La liberté de la presse et l’accès à l’information contribuent à l’objectif de développement plus général qu’est l’autonomisation des individus en mettant à leur disposition l’information susceptible de les aider à prendre en main leur propre destin. Ce processus, qui donne aux citoyens la capacité de prendre part au débat public et de demander des comptes aux gouvernements et aux autres instances, renforce la démocratie participative. Mais ce flux de communication n’a rien d’automatique. Il doit être favorisé par des médias libres, pluralistes, indépendants et professionnels ainsi que par des politiques nationales fondées sur les quatre principes clés qui sont au cœur de l’action de l’UNESCO : liberté d’expression, éducation de qualité pour tous, accès universel à l’information et au savoir, et respect de la diversité linguistique. La liberté de s’exprimer dans sa langue maternelle aussi largement et aussi souvent que possible et de maîtriser d’autres langues nationales, régionales ou internationales est d’ailleurs mise en relief par l’UNESCO en cette Année internationale des langues. En effet, en l’absence de politiques vigoureuses visant à promouvoir la diversité linguistique dans tous les domaines de la vie nationale - aussi bien à l’école que dans l’administration, la législation et les médias - nous risquons de priver des centaines de milliers de personnes dans le monde du droit élémentaire de participer à la vie de la cité et au débat public.
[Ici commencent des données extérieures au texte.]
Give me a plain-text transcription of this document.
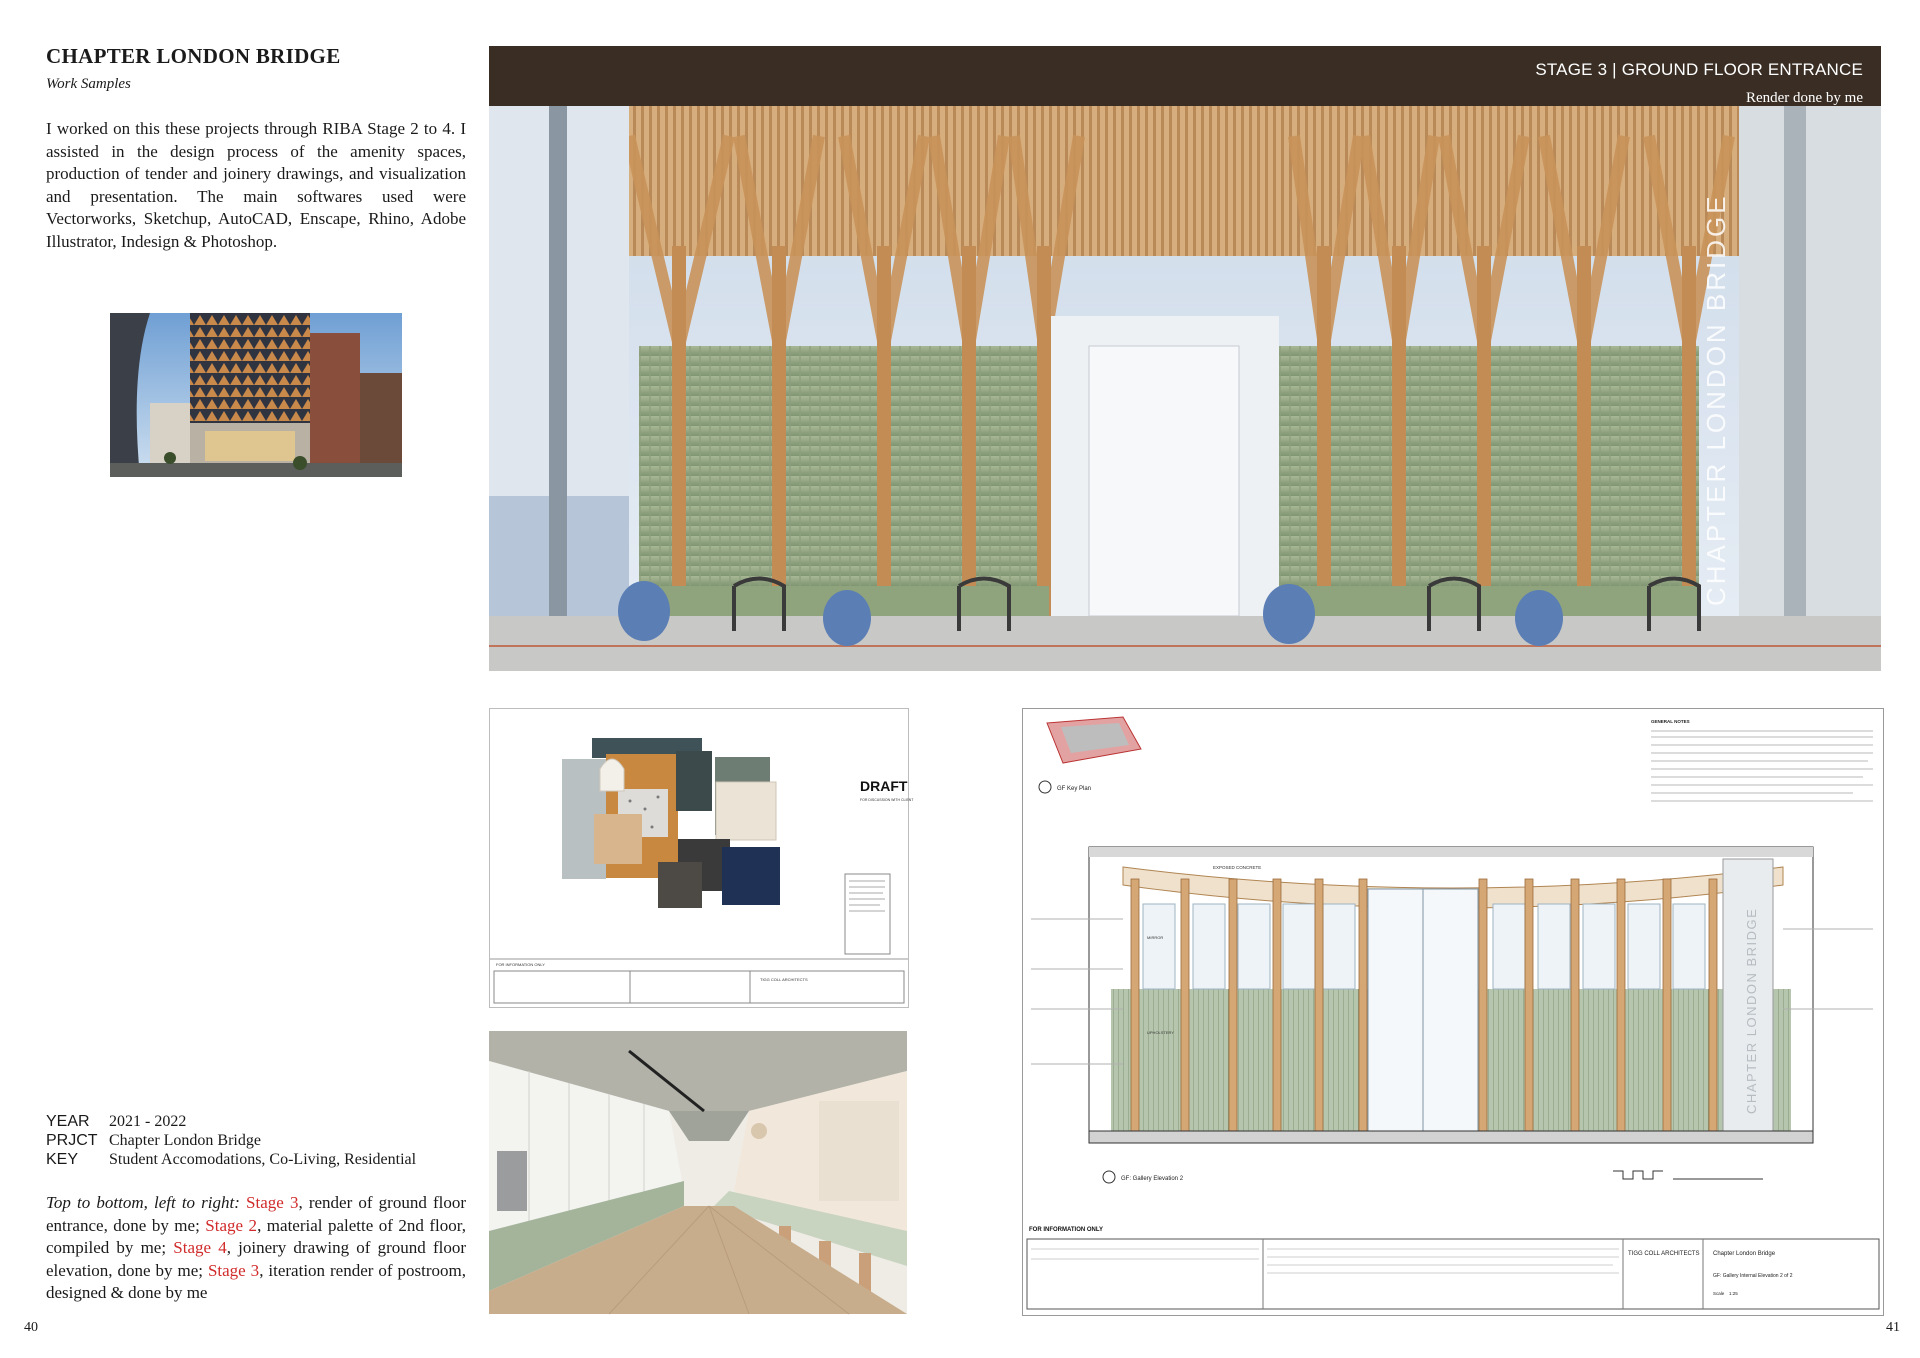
CHAPTER LONDON BRIDGE
Work Samples
I worked on this these projects through RIBA Stage 2 to 4. I assisted in the design process of the amenity spaces, production of tender and joinery drawings, and visualization and presentation. The main softwares used were Vectorworks, Sketchup, AutoCAD, Enscape, Rhino, Adobe Illustrator, Indesign & Photoshop.
YEAR	2021 - 2022
PRJCT Chapter London Bridge
KEY	Student Accomodations, Co-Living, Residential
Top to bottom, left to right: Stage 3, render of ground floor entrance, done by me; Stage 2, material palette of 2nd floor, compiled by me; Stage 4, joinery drawing of ground floor elevation, done by me; Stage 3, iteration render of postroom, designed & done by me
40	41
CHAPTER LONDON BRIDGE
STAGE 3 | GROUND FLOOR ENTRANCE
Render done by me
DRAFT
FOR DISCUSSION WITH CLIENT
FOR INFORMATION ONLY
TIGG COLL ARCHITECTS
GF Key Plan
GENERAL NOTES
EXPOSED CONCRETE
MIRROR
UPHOLSTERY	CHAPTER LONDON BRIDGE
GF: Gallery Elevation 2
FOR INFORMATION ONLY
TIGG COLL ARCHITECTS Chapter London Bridge
GF: Gallery Internal Elevation 2 of 2
Scale 1:25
Les progrès technologiques - l’Internet entre autres - permettent aux médias de toucher de plus en plus de personnes dans des lieux toujours plus nombreux, en même temps qu’ils facilitent l’échange d’opinions et la circulation transfrontière de l’information. Ce sont là des avantages considérables. Mais la liberté d’information et l’information en ligne ne suffisent pas à elles seules à garantir l’accès à l’information. Encore faut-il être connecté à l’Internet et disposer des moyens nécessaires pour pouvoir utiliser cette information, qu’il s’agisse par exemple d’avoir accès à l’actualité nationale et internationale ou de mettre en place une offre médiatique diversifiée, qui inclue notamment la radio communautaire. Mais, et c’est là un point plus fondamental encore, les individus doivent être en mesure d’utiliser ces outils - un objectif qui ne peut être atteint que si l’on s’attache à dispenser universellement une éducation de qualité et à promouvoir le multilinguisme.

Alors que nous célébrons cette Journée mondiale de la liberté de la presse 2008, gardons trois choses à l’esprit :

Tout d’abord, n’oublions pas le courage de ces journalistes qui se sont mis en danger afin de fournir au public une information exacte et indépendante.

Ensuite, rappelons-nous que la liberté de la presse et la liberté d’information sont les principes qui fondent la bonne gouvernance, le développement et la paix.

Enfin, soyons conscients que les nouvelles technologies, si elles présentent d’énormes avantages sur le plan de l’information, doivent s’appuyer sur des mesures visant à donner à chacun les moyens de les utiliser : éducation de qualité pour tous, accès universel à l’information et au savoir, respect de la diversité linguistique.

Il est essentiel qu’existe la volonté de lever tous les obstacles à la liberté de la presse, d’améliorer les conditions permettant l’exercice d’un journalisme indépendant et professionnel et de donner aux citoyens les moyens de participer au débat public. En cette Journée mondiale de la liberté de la presse 2008, l’UNESCO encourage ses Etats membres à intensifier leurs efforts dans ce sens.